In multiplayer online video games, ping (not to be confused with frames per second) refers to the network latency between a player’s computer (client), and either the game server or another client (i.e. peer). This could be reported quantitatively as an average time in milliseconds, or qualitatively as low ping or high ping. The latter usage is common among players of first-person shooter and real-time strategy games. Having a low ping is always desirable because lower latency provides smoother gameplay by allowing faster updates of game data.
Ping is often conflated with lag. One may “lag out” due to unacceptably high ping. Servers will often disconnect a client if the ping is too high and it poses a detriment to others’ gameplay. Similarly, client software will often mandate disconnection if the ping is too high. A high ping is not the result of lag; rather, a high ping causes lag. It may also make servers crash because of the stability.
Some factors that might affect ping include: network protocol engineering, Internet connection speed, the quality of a user’s Internet service provider and the configuration of firewalls. Ping is also affected by geographical location.
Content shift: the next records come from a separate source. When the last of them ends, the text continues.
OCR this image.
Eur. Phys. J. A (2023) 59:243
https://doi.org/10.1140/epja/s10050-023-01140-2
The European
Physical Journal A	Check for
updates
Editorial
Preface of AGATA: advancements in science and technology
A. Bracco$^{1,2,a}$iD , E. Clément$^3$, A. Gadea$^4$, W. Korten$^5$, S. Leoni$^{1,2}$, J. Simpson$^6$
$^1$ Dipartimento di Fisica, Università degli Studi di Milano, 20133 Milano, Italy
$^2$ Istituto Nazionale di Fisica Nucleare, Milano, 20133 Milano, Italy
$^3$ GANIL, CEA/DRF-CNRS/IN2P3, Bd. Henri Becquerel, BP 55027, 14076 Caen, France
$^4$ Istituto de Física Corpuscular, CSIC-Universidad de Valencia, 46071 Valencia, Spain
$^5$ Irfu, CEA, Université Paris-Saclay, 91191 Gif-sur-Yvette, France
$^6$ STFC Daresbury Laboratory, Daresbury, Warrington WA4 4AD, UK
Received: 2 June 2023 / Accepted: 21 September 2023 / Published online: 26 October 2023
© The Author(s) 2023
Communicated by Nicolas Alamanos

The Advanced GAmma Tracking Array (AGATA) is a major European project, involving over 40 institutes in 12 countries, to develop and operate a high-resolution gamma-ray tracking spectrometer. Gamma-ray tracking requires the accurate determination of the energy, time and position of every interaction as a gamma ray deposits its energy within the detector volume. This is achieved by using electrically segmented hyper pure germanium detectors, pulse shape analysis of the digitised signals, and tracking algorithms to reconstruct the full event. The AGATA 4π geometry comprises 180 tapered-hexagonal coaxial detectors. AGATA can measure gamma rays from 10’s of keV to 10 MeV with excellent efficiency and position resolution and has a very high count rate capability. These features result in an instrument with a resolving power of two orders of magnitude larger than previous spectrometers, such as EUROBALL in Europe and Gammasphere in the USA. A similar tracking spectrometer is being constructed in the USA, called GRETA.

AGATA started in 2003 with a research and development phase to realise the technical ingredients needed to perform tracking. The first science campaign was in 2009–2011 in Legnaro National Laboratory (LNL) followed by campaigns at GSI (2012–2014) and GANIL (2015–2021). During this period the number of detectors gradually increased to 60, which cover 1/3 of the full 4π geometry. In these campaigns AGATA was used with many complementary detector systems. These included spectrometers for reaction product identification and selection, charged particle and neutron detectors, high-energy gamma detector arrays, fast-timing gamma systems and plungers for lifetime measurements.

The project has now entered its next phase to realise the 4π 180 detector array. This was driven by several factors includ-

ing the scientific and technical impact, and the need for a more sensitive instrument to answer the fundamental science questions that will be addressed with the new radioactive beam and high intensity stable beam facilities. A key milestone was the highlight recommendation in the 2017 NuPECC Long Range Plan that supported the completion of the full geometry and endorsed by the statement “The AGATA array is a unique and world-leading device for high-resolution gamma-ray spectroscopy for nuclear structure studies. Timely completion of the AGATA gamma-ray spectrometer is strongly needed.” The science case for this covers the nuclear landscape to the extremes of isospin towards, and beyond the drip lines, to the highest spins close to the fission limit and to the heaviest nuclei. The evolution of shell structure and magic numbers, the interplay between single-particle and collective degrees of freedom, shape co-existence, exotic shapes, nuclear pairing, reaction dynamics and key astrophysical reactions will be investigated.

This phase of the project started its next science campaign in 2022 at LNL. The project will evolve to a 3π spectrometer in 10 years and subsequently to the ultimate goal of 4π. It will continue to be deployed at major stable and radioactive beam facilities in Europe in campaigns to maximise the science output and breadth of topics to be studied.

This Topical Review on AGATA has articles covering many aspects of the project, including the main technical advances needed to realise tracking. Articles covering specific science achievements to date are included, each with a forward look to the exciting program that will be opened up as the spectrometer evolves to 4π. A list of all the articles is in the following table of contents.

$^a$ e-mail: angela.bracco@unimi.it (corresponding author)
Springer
For instance, if someone is in India, playing on a server located in the United States, the distance between the two is greater than it would be for players located within the US, and therefore it takes longer for data to be transmitted. However, the amount of packet-switching and network hardware in between the two computers is often more significant. For instance, wireless network interface cards must modulate digital signals into radio signals, which is often more costly than the time it takes an electrical signal to traverse a typical span of cable.